La Réunion – portraits croisés (Août 2020)

« L’aventure est partout et il suffit de regarder avec certains yeux la vie humaine la plus simple pour la voir s’installer, s’éployer, éclatante d’imprévu, dans le royaume de l’extraordinaire » (Albert Thibaudet, 1919)

Alors que j’engage une réflexion personnelle sur le voyage, je me pose de plus en plus la question : au fond, qu’est-ce que l’aventure ? Nous sommes partis poser nos sacs usés sur l’île de la Réunion, où nous sommes arrivés en un saut de puce, après 11h de vol (masqués). Quoi ? Une nuit dans l’avion et nous y sommes ? On s’interroge de plus en plus sur ces voyages qui annulent l’idée même de voyage au sens le plus strict du terme. « Aujourd’hui on ne voyage plus, on arrive » disait-on déjà en 1858 tandis que Chateaubriand lui-même déplorait aussi tôt que 1797 la disparition des distances ou la fin des difficultés de déplacement. Notre voyage jusqu’en Pologne en voiture ou bien notre traversée de Moscou à Pékin en Transsibérien et Transmandchourie revêtent en ce sens un statut unique, presque choyé.

Un genre de nostalgie de l’espace , voire des « blancs » sur la carte, s’empare de moi. Une nostalgie de ces temps où l’on ne connaissait pas tout et où il fallait aller à l’aventure – la vraie – pour découvrir ce qui se cachait derrière le blanc sur la carte. Vers la Terra Incognita. Je me rends compte que j’ai une vision très romantique du voyage et de l’aventure, un terme Ô combien valorisant et glorieux aujourd’hui. Le monde est-il aujourd’hui terminé, fini et l’aventure morte ? « Toujours il y aura pour le vrai voyageur, des surprises admirables à découvrir dans les endroits les plus insoupçonnés et parfois les plus à portée de main ».

Alors c’est dans un espace « à portée de notre main » que l’on s’est dirigés. L’île est depuis longtemps découverte, les sentiers arpentés et les expériences vécues mais on a décidé d’aller y vivre des aventures tout de même. Influencée par les réflexions d’un Peter Fleming qui disait vouloir voyager dans les années 1930 « sans Baedeker »* (*guide de voyage), je décide de tenter des choses comme abandonner pour commencer les oripeaux du touriste voyageur, pour voir ce que ça fait. On part sans guide, sans GPS. Facile vous me direz, on connaît déjà l’île. Et puis c’est une île. Certes. Mais on a tout de même réussi à se perdre. Et puis ça à un côté grisant tout de même et on se prend à rêver de rencontres, de vagabondages et autres divagations. Après tout, le rêve n’est-il pas le moteur de l’aventure ?

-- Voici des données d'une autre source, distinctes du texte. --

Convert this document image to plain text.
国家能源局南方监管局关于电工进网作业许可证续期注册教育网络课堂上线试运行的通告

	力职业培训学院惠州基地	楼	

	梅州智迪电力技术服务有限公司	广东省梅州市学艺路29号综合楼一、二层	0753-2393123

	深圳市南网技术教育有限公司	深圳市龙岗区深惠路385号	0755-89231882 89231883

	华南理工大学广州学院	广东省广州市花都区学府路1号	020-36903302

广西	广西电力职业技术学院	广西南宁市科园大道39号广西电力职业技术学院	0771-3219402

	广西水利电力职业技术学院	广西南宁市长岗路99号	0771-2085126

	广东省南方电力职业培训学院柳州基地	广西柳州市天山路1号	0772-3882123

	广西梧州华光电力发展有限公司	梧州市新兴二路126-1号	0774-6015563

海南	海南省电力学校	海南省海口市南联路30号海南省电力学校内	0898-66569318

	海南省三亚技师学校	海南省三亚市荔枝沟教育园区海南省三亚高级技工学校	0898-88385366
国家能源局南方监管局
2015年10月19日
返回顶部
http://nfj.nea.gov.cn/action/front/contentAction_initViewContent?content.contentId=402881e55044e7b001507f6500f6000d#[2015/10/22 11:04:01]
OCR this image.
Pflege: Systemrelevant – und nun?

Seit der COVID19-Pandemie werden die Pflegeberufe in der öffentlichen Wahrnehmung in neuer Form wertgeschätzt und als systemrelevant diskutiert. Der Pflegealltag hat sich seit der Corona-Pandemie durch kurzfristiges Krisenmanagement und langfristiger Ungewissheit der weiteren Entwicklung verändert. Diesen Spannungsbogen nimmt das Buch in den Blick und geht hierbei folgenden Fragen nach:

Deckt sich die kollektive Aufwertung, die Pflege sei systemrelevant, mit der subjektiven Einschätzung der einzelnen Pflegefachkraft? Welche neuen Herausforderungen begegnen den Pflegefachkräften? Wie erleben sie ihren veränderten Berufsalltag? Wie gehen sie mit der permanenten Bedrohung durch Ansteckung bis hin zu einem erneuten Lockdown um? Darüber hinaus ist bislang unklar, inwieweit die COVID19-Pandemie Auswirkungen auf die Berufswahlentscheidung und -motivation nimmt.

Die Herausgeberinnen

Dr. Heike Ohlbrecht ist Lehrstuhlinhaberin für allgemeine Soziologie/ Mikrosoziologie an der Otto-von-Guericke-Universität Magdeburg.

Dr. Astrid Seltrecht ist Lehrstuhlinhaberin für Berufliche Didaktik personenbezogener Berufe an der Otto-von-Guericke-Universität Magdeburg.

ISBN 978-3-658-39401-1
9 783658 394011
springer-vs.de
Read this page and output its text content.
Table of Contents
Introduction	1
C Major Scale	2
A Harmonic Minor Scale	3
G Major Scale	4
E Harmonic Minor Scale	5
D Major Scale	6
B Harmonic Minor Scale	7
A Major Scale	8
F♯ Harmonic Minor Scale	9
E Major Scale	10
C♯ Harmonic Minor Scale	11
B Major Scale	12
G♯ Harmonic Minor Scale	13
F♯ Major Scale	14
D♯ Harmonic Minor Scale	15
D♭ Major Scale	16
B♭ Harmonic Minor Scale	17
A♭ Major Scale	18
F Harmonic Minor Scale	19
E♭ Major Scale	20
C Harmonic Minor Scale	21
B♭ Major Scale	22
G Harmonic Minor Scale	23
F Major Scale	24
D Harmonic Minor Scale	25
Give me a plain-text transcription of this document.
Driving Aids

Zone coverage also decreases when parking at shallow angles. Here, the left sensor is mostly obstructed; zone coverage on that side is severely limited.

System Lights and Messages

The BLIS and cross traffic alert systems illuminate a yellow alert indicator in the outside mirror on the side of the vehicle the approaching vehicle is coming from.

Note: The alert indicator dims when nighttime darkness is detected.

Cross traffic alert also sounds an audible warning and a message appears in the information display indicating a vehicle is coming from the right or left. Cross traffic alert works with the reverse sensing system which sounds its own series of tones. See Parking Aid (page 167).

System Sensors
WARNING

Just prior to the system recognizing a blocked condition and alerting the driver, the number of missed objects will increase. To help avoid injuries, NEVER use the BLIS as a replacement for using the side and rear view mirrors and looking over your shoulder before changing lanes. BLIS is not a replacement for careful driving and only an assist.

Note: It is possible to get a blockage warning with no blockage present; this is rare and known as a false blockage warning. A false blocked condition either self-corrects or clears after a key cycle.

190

Sur nos petits bouts de chemins, on a croisé du monde. Des visages, des milliers d’histoires, des métissages. Voici huit petits morceaux de vie, huit de nos précieuses rencontres sur cette île aux 800.000 visages.

Madame Folio – Elle est assise a l’ombre de la varangue de son imposante villa. Bien installée dans sa chaise créole, masque sur le nez, elle regarde les allées et venues, sourit poliment puis s’absorbe de nouveau dans ses mots croisés. Petite dame fragile, madame Folio me raconte avoir été avec son mari, météorologiste. Elle a acheté cette villa vieille de 150 ans dans les années 70. Avant cela, elle et son mari (mort 2 ans plus tôt) vivaient dans le Sud sauvage. Je regarde autour de nous. Dans ce bout du monde entouré de hauts remparts, de cascades et noyé sous une végétation luxuriante, je lui demande « Ça vous manque ? « . « Bien sûr » me dit-elle avec un petit accent créole traînant. Mais elle n’y connait plus personne. « Il y a bien longtemps que tous les gens que je connais se sont en allés. C’est comme ça. Les gramouns s’en vont c’est normal ». Elle me dit apprécier le cadre ici ainsi que les visites. Sa case est le point d’orgue des visites du village d’Hell-Bourg (cirque de Salazie), classé plus beau village de France en 2017. Des groupes et de nombreux visiteurs se succèdent et Madame Folio est toujours là. « Ça m’a beaucoup manqué pendant le confinement » m’avoue-t-elle. Elle me demande comment s’appellent mes filles puis me présente son fils qui a repris la gestion de la maison et vient l’embrasser tendrement tandis qu’un de ses petits fils s’occupe des visites guidées. On parle des couleurs de peau différentes de Louise et Lucie : une métisse et une au teint clair. « C’est ça la Réunion. Vous êtes une vraie famille créole » me lance-t-elle. Elle prend la pause avec les filles, on lui souhaite une bonne et longue vie. « Pas trop longue hein. Enfin tant que je reste indépendante, lé bon » plaisante-t-elle. Mme Folio nous salue puis retourne vaquer à ses occupations. Elle vient de fêter ses 91 ans.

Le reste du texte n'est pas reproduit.